Marshall’s representation of Paris as a more sexually “unconventional” city only highlights in The Fisher King the ways in which Paris was also racially conservative. It did, of course, hold the promise of freedom for many black Americans, particularly in the mid-twentieth century; but then, and now, in Paris the “lived experience of race – more saliently, anti-blackness – belies the colorblind principle enshrined in the universalist-humanist thought upon which the Republic was forged” (Keaton 2). Thus, in The Fisher King, Sonny-Rett finds that the city that once gave him the freedom to become the Jazz musician he could not be in America slowly closes ranks, stripping him of everything but the myth of acceptance. In her essay on the “profound and profane” talent that propels Sonny-Rett into exile, Petal Samuel deftly traces the constant physical and musical “disciplining” he experiences on both sides of the Atlantic. Samuel argues that the anti-black regulation depicted in the novel parallels global sanctions against black bodies and music today. Jazz, however, may offer the possibility of escape, a small aperture not only for Sonny-Rett, but also for the women who surround/support him. In “‘Her Special Music’: Wild Women and Jazz in Paule Marshall’s The Fisher King,” Patricia G. Lespinasse shifts the frame of the novel from Sonny-Rett to the women around him, reading these female characters as central to jazz and its promise of freedom.

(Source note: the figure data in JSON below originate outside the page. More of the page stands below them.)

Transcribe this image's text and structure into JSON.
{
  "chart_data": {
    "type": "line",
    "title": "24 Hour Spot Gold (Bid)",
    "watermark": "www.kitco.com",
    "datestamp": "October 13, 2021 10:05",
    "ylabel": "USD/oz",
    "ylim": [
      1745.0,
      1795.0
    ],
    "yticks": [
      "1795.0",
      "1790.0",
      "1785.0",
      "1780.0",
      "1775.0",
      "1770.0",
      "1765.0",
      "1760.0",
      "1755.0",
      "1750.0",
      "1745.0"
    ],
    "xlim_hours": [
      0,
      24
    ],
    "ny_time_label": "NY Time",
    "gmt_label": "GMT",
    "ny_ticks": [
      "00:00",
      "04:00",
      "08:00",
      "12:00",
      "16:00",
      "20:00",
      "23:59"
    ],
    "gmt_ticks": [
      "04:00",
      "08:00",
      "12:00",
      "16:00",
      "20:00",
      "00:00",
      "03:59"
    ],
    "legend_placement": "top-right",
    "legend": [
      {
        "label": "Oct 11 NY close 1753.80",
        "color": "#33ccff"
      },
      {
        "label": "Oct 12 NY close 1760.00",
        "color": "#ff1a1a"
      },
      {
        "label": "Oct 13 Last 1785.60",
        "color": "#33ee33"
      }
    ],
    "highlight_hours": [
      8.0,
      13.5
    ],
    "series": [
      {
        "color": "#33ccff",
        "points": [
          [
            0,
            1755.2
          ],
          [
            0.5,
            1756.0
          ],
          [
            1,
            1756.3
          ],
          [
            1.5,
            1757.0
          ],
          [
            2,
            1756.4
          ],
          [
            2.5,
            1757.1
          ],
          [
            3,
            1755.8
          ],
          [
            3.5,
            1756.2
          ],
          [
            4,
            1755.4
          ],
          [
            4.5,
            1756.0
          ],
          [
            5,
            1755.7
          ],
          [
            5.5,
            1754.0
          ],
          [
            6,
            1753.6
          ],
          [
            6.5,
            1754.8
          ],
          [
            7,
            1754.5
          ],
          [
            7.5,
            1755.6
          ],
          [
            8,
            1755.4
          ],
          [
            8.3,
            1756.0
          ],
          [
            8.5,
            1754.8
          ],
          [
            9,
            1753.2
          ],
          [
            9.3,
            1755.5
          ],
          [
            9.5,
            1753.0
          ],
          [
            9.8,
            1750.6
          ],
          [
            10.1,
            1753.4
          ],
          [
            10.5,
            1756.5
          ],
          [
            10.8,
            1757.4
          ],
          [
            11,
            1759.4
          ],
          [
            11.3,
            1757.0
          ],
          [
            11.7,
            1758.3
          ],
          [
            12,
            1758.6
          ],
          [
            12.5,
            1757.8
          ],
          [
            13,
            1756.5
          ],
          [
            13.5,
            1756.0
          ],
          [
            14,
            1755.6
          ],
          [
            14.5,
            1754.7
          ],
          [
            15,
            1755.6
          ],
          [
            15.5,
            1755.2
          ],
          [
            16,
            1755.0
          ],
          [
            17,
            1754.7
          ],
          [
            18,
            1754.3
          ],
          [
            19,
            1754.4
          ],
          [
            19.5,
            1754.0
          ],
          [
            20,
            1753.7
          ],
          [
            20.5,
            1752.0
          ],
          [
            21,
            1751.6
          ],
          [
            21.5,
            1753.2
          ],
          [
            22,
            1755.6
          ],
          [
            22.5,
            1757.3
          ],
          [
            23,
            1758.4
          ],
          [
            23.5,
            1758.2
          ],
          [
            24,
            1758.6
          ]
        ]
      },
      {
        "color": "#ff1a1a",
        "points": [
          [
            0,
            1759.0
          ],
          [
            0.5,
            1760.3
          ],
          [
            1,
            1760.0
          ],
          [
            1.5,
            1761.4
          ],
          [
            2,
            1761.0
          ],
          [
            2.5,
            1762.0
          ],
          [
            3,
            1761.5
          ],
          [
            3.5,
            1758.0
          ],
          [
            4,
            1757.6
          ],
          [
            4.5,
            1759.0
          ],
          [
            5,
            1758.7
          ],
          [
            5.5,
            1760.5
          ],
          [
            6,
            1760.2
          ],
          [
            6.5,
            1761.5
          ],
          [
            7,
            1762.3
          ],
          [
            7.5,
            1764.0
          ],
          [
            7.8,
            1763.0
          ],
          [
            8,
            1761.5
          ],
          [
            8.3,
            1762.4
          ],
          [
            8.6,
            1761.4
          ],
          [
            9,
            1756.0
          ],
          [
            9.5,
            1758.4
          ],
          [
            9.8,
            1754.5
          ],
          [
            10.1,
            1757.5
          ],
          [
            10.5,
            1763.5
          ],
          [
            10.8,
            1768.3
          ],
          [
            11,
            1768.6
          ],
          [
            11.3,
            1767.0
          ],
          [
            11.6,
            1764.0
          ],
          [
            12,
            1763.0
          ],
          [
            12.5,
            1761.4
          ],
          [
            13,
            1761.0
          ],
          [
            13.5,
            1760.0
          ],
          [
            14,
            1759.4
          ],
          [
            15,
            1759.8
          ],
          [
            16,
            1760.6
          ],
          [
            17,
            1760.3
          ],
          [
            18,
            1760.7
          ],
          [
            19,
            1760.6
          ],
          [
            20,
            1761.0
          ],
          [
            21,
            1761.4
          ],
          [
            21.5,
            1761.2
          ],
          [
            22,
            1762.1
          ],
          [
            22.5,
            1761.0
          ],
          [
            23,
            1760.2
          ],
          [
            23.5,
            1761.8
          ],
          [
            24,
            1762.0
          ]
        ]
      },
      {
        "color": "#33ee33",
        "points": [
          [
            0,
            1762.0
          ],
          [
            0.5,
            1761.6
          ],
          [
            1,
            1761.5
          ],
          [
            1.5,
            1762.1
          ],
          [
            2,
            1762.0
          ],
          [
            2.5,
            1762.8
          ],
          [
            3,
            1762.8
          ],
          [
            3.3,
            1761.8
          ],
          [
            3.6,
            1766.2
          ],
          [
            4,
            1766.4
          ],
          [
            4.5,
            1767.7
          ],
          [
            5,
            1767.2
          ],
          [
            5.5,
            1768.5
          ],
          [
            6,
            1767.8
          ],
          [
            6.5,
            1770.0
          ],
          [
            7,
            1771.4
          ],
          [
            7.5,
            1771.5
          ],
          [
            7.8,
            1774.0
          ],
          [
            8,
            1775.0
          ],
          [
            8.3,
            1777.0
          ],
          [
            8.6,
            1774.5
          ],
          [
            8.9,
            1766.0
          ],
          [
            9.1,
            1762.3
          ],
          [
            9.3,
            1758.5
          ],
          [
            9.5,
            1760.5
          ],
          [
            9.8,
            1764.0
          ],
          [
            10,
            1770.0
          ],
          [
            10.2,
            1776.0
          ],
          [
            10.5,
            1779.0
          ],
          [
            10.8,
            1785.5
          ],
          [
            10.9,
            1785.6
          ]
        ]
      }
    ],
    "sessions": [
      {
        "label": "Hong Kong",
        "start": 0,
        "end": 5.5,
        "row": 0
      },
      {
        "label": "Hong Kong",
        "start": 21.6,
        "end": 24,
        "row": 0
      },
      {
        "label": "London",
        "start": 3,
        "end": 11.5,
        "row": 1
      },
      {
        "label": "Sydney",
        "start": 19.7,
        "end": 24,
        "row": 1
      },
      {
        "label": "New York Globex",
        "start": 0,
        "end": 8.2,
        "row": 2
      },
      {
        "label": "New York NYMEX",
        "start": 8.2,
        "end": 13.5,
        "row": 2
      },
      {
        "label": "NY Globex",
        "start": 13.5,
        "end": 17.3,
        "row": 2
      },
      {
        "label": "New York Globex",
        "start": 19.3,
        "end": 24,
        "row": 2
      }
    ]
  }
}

Both Samuel and Lespinasse figure jazz as paradigmatic of Marshall’s characteristic representation of the African diaspora as gloriously heterogeneous but foundationally interconnected. In her most recent publication, the memoir Triangular Road, Marshall details her literal and textual journeys through the African diaspora, offering readers glimpses into how black geographies influence her fiction. Paying special attention to the bodies of water Marshall uses to organize her memoir (the James River, the Caribbean Sea, the Atlantic Ocean), Lia T. Bascomb argues that the fluidity of Marshall’s narrative of her artistic development situates the text within the genre of “biomythography,” à la Audre Lorde’s Zami.
Closing out this collection of articles is Jason T. Hendrickson’s “‘How You Mean?’: Black Vernacular English, Respectability Politics, and the Enduring Legacy of Paule Marshall,” which returns us to Marshall’s first two novels while connecting her mastery of language to a range of twenty-first century linguistic performances, from the weight of Rachel Jeantel’s testimony about Trayvon Martin to the wittiness of Black twitter. Via these linguistic links, Hendrickson emphasizes the defining thread of this special issue: the bittersweet prescience of Marshall’s depictions of intersectional identity and the ways her words remain vibrant today, nearly sixty years after her first publication.